Çünkü yanan Dram Tiyatrosu’nun yüreklerimizde bıraktığı ateşin o salonda onlarca oyun seyretmiş bizler için ‘serinletici tesellisi’, enkazın üstünde yükselen ve üzerinde Beklan Algan’ın imzası olan Deneme Sahnesi idi. Enkazdan doğan umutla biz de doğmuş, umutlanmıştık. Sanki yıkımlara bir direnişti onun yaptığı. O salonda sahnelediği Cesaret Ana, her gün bir sanatçının atıldığı günlerde gidenin yeri doldurulsun da perde kapanmasın diye direnen tiyatroda ‘Yüksük’ olduğu Bahar Noktası, Şehir Tiyatroları’nda sahnelediği Sinekler, Makbet, Fizikçiler, Sezuan’ın İyi İnsanı, Oppenheimer Olayı, Adsız Oyun, LCC’de sahnelediği Marat Sade, Anadolu Çocuk Oyunları Kolu (AÇOK) ve de TAL (Tiyatro Araştırma Laboratuarı) ile tiyatromuza getirdiği anlayış, görüş ve yenilik derin bir iz olarak durmakta ve duracak. Yaklaşık yarım asra yaklaşan bu ‘unutulmazlığın’ birkaç kişinin saygısızlığı ile yıkılmayacağını bir kez daha anladık 27 Mart 2011’de. Cüneyt Türel’in ifadesi ile “Tiyatroda gençlerin takipçisi, yeni/ilerici koşuların yakışıklı adamıdır Beklan Algan, halâ ayak izlerini görebilirsiniz.”

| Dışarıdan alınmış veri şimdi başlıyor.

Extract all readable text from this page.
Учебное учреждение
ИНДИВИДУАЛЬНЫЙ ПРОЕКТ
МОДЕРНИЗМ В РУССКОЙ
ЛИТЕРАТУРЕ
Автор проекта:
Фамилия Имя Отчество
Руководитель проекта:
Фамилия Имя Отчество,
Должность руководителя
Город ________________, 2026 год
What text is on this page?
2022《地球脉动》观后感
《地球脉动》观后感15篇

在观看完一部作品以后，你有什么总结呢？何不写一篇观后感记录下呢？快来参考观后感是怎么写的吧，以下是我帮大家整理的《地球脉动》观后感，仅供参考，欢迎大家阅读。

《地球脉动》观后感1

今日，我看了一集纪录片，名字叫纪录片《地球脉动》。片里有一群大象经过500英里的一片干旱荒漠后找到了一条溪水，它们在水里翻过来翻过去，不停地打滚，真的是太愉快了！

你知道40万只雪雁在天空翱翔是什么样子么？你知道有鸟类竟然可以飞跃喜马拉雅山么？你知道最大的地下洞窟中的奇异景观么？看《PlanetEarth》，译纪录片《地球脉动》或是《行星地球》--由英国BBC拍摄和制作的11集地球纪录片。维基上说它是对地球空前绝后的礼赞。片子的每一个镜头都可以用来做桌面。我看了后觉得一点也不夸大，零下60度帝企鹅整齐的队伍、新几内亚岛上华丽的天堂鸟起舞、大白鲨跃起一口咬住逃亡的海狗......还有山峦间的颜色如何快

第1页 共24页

Fırat Güllü “90’lı yıllarda bize ‘değdi’, bir oyunumuzu seyretmişti” dedi. 70’li yıllarda bize de değmişti. O yıllarda büo’da sahnelediğimiz Marat Sade oyun dergisinde ona teşekkür ediliyor. Marat Sade Boğaziçi Üniversitesi’nde sahnelenirken, Muhsin Ertuğrul’un oyunu o sahnede seyretmiş olmasında, oyunun Harbiye Tiyatrosu’nda oynanmasında onun ‘dokunuşu’ vardı. Mehmet Esatoğlu, Fatih Camii avlusundaki Fatih Halkevi tiyatrosuna Beklan Algan’ın geldiğini ve oradan kovulan gençlerin sığındığı limanın Beklan Algan’ın Deneme Sahnesi olduğunu söyledi. Beklan Algan, ‘genç’ tiyatroyu takip etti hep.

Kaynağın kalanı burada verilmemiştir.